Sólo aquí, en el espacio reservado para el té, son conscientes de que hay más personas con ellas. En el trayecto han tenido la sensación de estar solas, aunque saben que han entrado junto a diez o doce personas. Las instalaciones son suficientemente grandes para albergar a todos los clientes, y en consecuencia todos tienen la sensación de estar viviendo una experiencia exclusiva.

-Qué maravilla, ¿verdad, cariño?

-Oh, este lugar es estupendo. Vale cada euro que invertimos, cuca.

-Sí... Necesitábamos este descanso, después del año que hemos tenido.

-Mmmmmm... Nada de alumnos ni de escritores hasta septiembre. Qué gussssssto...

-Buenísimo el te, ¿eh?

-Delicioso. Y la música... Mejor que estar en Fez.

-Buf, hacía más calor que aquí. Y además, aquí nos ahorramos indigestiones y el asedio de los vendedores ambulantes.

-Sí, siempre intentando tocarnos el culo. ¡Pesados!
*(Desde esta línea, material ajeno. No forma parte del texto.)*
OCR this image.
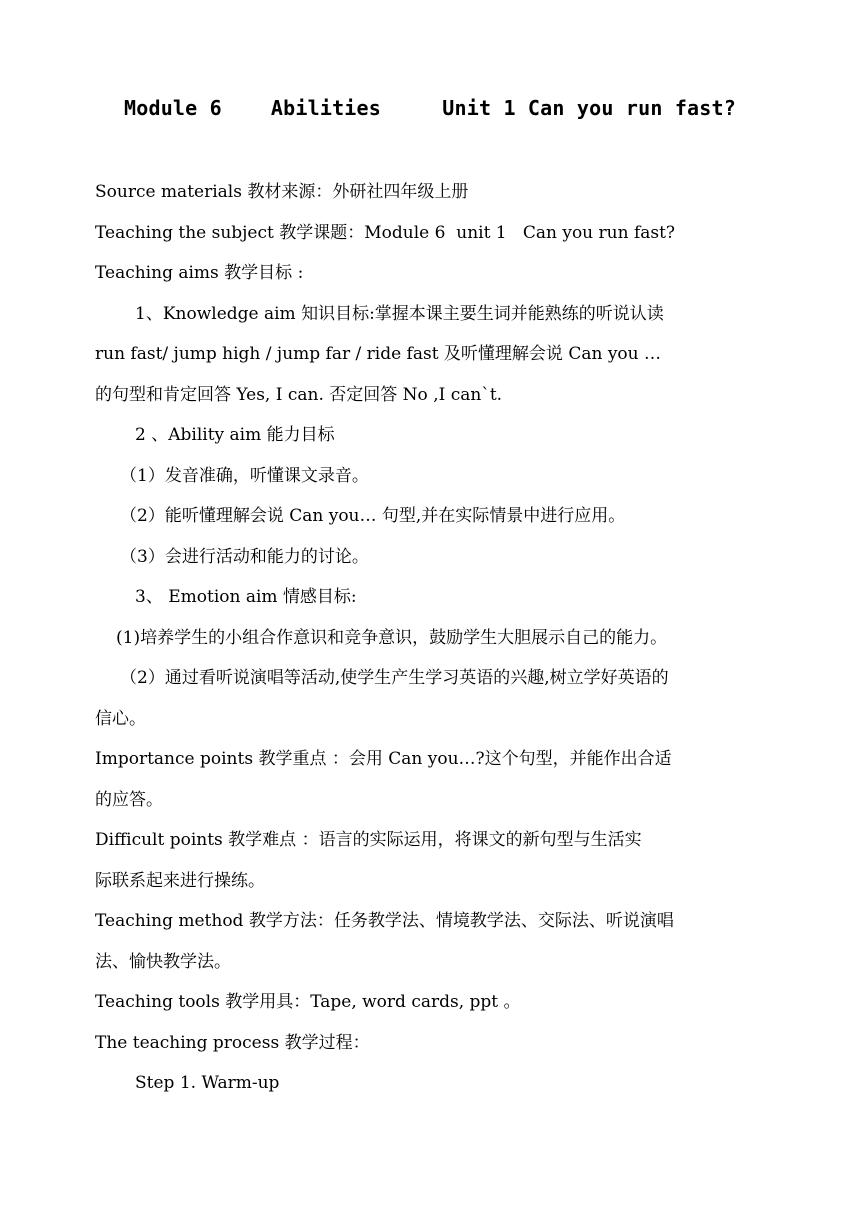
Module 6    Abilities     Unit 1 Can you run fast?
Source materials 教材来源：外研社四年级上册
Teaching the subject 教学课题：Module 6  unit 1   Can you run fast?
Teaching aims 教学目标 :
1、Knowledge aim 知识目标:掌握本课主要生词并能熟练的听说认读
run fast/ jump high / jump far / ride fast 及听懂理解会说 Can you …
的句型和肯定回答 Yes, I can. 否定回答 No ,I can`t.
2 、Ability aim 能力目标
（1）发音准确，听懂课文录音。
（2）能听懂理解会说 Can you… 句型,并在实际情景中进行应用。
（3）会进行活动和能力的讨论。
3、 Emotion aim 情感目标:
(1)培养学生的小组合作意识和竞争意识，鼓励学生大胆展示自己的能力。
（2）通过看听说演唱等活动,使学生产生学习英语的兴趣,树立学好英语的
信心。
Importance points 教学重点 ：会用 Can you…?这个句型，并能作出合适
的应答。
Difficult points 教学难点 ：语言的实际运用，将课文的新句型与生活实
际联系起来进行操练。
Teaching method 教学方法：任务教学法、情境教学法、交际法、听说演唱
法、愉快教学法。
Teaching tools 教学用具：Tape, word cards, ppt 。
The teaching process 教学过程：
Step 1. Warm-up
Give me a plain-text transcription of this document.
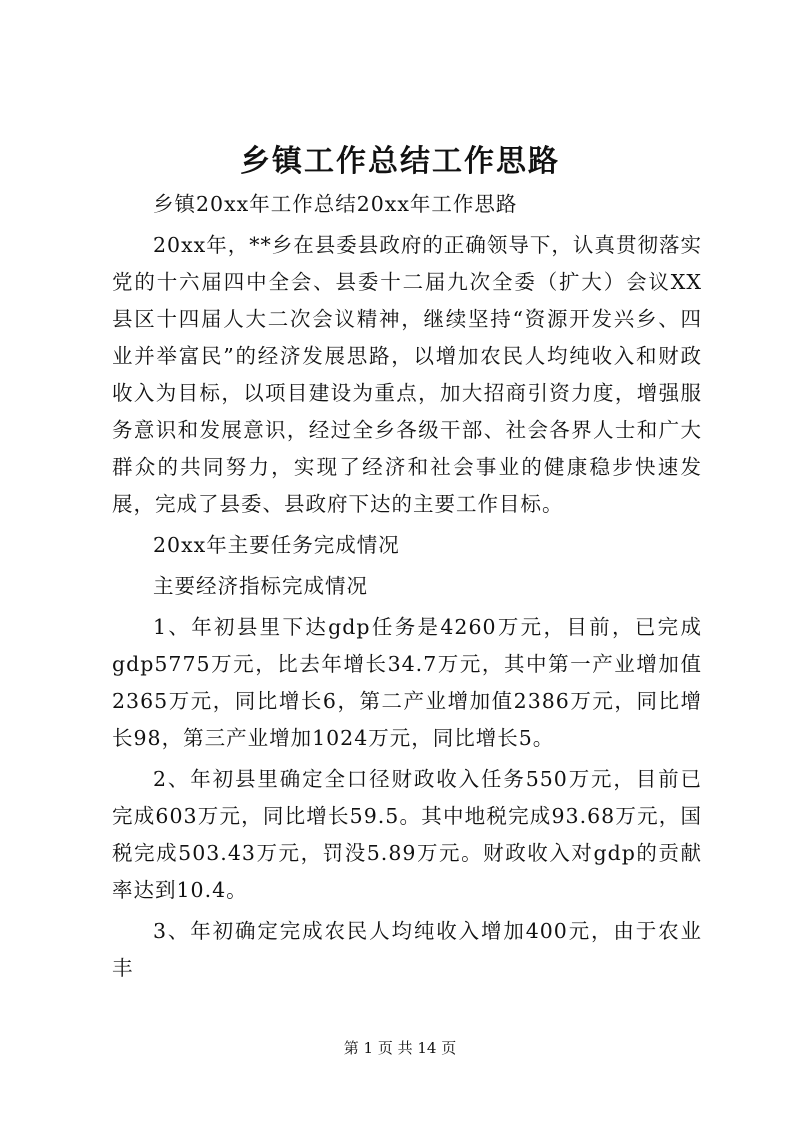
乡镇工作总结工作思路

乡镇20xx年工作总结20xx年工作思路

20xx年，**乡在县委县政府的正确领导下，认真贯彻落实党的十六届四中全会、县委十二届九次全委（扩大）会议XX县区十四届人大二次会议精神，继续坚持“资源开发兴乡、四业并举富民”的经济发展思路，以增加农民人均纯收入和财政收入为目标，以项目建设为重点，加大招商引资力度，增强服务意识和发展意识，经过全乡各级干部、社会各界人士和广大群众的共同努力，实现了经济和社会事业的健康稳步快速发展，完成了县委、县政府下达的主要工作目标。

20xx年主要任务完成情况

主要经济指标完成情况

1、年初县里下达gdp任务是4260万元，目前，已完成gdp5775万元，比去年增长34.7万元，其中第一产业增加值2365万元，同比增长6，第二产业增加值2386万元，同比增长98，第三产业增加1024万元，同比增长5。

2、年初县里确定全口径财政收入任务550万元，目前已完成603万元，同比增长59.5。其中地税完成93.68万元，国税完成503.43万元，罚没5.89万元。财政收入对gdp的贡献率达到10.4。

3、年初确定完成农民人均纯收入增加400元，由于农业丰

第 1 页 共 14 页
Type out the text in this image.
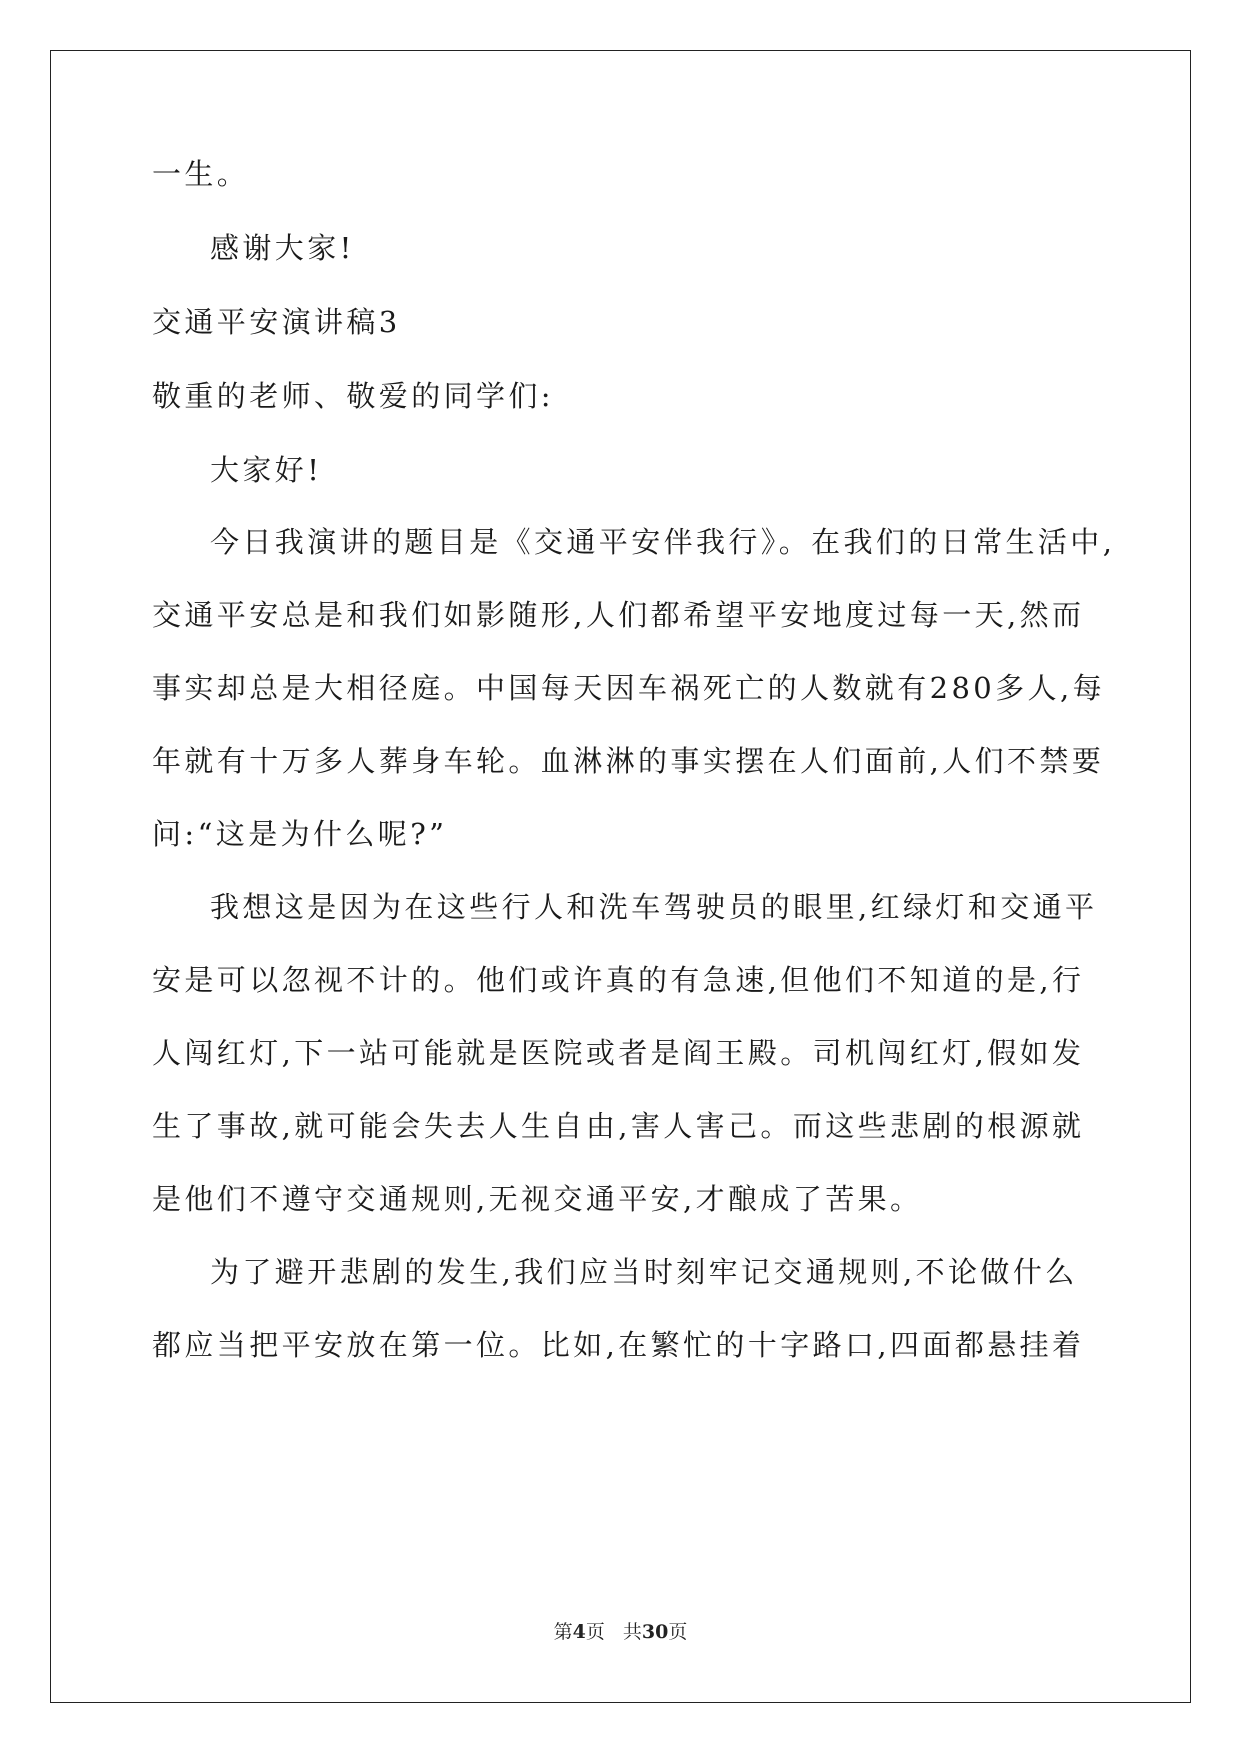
一生。
感谢大家!
交通平安演讲稿3
敬重的老师、敬爱的同学们:
大家好!
今日我演讲的题目是《交通平安伴我行》。在我们的日常生活中,
交通平安总是和我们如影随形,人们都希望平安地度过每一天,然而
事实却总是大相径庭。中国每天因车祸死亡的人数就有280多人,每
年就有十万多人葬身车轮。血淋淋的事实摆在人们面前,人们不禁要
问:“这是为什么呢?”
我想这是因为在这些行人和洗车驾驶员的眼里,红绿灯和交通平
安是可以忽视不计的。他们或许真的有急速,但他们不知道的是,行
人闯红灯,下一站可能就是医院或者是阎王殿。司机闯红灯,假如发
生了事故,就可能会失去人生自由,害人害己。而这些悲剧的根源就
是他们不遵守交通规则,无视交通平安,才酿成了苦果。
为了避开悲剧的发生,我们应当时刻牢记交通规则,不论做什么
都应当把平安放在第一位。比如,在繁忙的十字路口,四面都悬挂着
第4页 共30页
-¡Ja, ja, sí! Pero reconoce que las vistas desde el hotel eran preciosas... y los cantos de los muecines desde varios minaretes, repitiéndose y amplificándose como un eco...

-Lo que era precioso era morder tus hombros mientras sonaban de fondo esos cantos...

-¡Ssshhh! ¡Ja, ja!

-Shhh tú, que aquí no se puede reír ni hablar en alto... Preciosa. Que eres preciosa.

Se contienen para no besarse en público– Barcelona es gayfriendly, pero no quieren comprobar hasta qué punto-, y se dedican una mirada que no deja espacio para la duda. Lorena se dice, una vez más, que Paola es el amor de su vida. Mataría por esa italiana. Sin dudarlo, sí; mataría por ella.

Vienen a buscarlas, si les parece bien, para el masaje de cuerpo entero con esencia de flor de azahar. Se miran, asienten, y se encierran de nuevo en el silencio para entregarse, una vez más, a una pequeña infidelidad: la del placer que experimentarán sus cuerpos gracias a otras manos de mujer. Volverán a reencontrarse en la piscina de sal –deliciosa ingravidez-  y en el jacuzzi.

Después de los baños, tienen previsto pasear tranquilamente hasta un restaurante en la Barceloneta, donde pedirán, como hace cinco años, una paella de bogavante acompañada de vino blanco y, después, cuando el sol haya perdido buena parte de su fuerza, permitirán que les acaricie la piel en la dorada playa de esta gran ciudad abierta al Mediterráneo.